FDA grants accelerated approval to tucatinib with trastuzumab for colorectal cancer
FDA granted on January 19, 2023 accelerated approval to tucatinib (Tukysa, Seagen) in combination with trastuzumab (Herceptin, Genentech) for RAS wild-type HER2-positive unresectable or metastatic colorectal cancer that has progressed following fluoropyrimidine-, oxaliplatin-, and irinotecan-based chemotherapy.
Approval was based on MOUNTAINEER (NCT03043313), an open-label, multicenter trial that evaluated efficacy in 84 patients. Patients were required to have HER2-positive, RAS wild-type, unresectable or metastatic colorectal cancer and prior treatment with fluoropyrimidine, oxaliplatin, irinotecan, and an anti-vascular endothelial growth factor (VEGF) monoclonal antibody (mAb). Patients whose tumors were deficient in mismatch repair (dMMR) proteins or were microsatellite instability-high (MSI-H) must also have received an anti-programmed cell death protein-1 mAb. Patients who received prior anti-HER2 targeting therapy were excluded.

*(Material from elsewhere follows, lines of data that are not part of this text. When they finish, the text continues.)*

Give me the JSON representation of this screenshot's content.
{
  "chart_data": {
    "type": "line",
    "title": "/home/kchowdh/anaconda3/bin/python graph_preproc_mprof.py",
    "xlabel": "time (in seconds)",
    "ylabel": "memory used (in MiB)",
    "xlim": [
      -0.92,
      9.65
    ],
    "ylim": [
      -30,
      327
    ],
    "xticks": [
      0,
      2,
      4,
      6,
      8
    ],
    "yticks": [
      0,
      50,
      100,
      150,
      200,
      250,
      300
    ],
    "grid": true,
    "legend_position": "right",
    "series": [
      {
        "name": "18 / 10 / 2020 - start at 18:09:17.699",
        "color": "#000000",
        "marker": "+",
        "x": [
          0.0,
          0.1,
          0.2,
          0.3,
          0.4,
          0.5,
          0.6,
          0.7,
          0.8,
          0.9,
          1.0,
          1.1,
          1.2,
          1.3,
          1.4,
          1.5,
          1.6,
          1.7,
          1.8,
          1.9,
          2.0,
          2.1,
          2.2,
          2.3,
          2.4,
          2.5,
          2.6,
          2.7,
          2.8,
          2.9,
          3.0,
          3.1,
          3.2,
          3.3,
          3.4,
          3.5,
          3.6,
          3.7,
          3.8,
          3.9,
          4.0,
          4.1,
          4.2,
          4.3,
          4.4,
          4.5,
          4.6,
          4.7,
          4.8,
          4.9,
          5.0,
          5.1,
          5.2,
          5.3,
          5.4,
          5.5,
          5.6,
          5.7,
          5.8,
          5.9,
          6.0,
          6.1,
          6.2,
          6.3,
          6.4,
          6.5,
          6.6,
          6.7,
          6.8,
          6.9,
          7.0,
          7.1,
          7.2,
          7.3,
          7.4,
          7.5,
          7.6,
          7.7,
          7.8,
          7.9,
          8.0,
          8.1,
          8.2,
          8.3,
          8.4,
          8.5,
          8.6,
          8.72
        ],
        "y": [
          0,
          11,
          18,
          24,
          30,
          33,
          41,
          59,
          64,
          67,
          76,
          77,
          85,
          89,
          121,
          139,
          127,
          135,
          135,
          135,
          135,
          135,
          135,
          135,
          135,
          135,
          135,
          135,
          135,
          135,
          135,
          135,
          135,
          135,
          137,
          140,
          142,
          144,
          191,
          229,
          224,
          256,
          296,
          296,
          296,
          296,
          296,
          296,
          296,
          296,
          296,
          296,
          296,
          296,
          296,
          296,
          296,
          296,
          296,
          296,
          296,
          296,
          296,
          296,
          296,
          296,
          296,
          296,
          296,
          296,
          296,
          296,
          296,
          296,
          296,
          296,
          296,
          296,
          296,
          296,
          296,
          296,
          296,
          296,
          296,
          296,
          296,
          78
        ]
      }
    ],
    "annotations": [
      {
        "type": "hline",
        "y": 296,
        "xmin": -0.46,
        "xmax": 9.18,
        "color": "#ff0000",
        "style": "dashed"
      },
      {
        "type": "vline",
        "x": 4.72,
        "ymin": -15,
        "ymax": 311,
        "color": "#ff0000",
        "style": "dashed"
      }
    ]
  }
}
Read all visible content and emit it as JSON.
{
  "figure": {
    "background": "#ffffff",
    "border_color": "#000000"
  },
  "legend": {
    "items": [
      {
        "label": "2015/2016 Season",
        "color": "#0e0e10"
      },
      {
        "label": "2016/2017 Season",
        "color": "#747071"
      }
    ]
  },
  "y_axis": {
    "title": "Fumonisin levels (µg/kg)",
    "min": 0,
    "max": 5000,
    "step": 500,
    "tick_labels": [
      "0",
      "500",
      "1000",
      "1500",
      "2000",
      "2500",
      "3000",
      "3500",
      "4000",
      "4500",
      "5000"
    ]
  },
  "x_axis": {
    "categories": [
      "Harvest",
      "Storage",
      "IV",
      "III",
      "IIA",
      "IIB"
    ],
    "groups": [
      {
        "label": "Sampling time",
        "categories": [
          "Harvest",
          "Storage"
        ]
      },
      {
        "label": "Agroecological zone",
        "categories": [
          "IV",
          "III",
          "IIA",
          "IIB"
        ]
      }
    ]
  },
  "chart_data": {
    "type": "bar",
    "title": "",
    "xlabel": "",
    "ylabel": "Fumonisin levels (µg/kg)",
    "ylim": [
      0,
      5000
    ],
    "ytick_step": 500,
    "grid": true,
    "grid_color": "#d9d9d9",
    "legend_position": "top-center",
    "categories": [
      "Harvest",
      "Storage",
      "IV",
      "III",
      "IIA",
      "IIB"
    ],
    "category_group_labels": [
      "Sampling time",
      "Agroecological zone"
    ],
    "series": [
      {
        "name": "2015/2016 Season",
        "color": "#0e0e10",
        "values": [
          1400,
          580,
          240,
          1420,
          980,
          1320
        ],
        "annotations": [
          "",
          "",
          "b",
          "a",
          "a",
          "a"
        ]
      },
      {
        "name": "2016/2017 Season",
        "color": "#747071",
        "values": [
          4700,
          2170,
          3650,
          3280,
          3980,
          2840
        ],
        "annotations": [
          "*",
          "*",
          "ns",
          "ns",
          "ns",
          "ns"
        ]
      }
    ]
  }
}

Patients received tucatinib 300 mg orally twice daily with trastuzumab (or a non-U.S. approved trastuzumab product) administered at a loading dose of 8 mg/kg intravenously on Day 1 of Cycle 1 followed by a maintenance dose of trastuzumab 6 mg/kg on Day 1 of each subsequent 21-day cycle.
Patients were treated until disease progression or unacceptable toxicity.
The major efficacy measures were overall response rate (ORR) and duration of response (DOR) as assessed by blinded independent central review (RECIST version 1.1.). ORR was 38% (95% CI: 28, 49) and median DOR was 12.4 months (95% CI: 8.5, 20.5).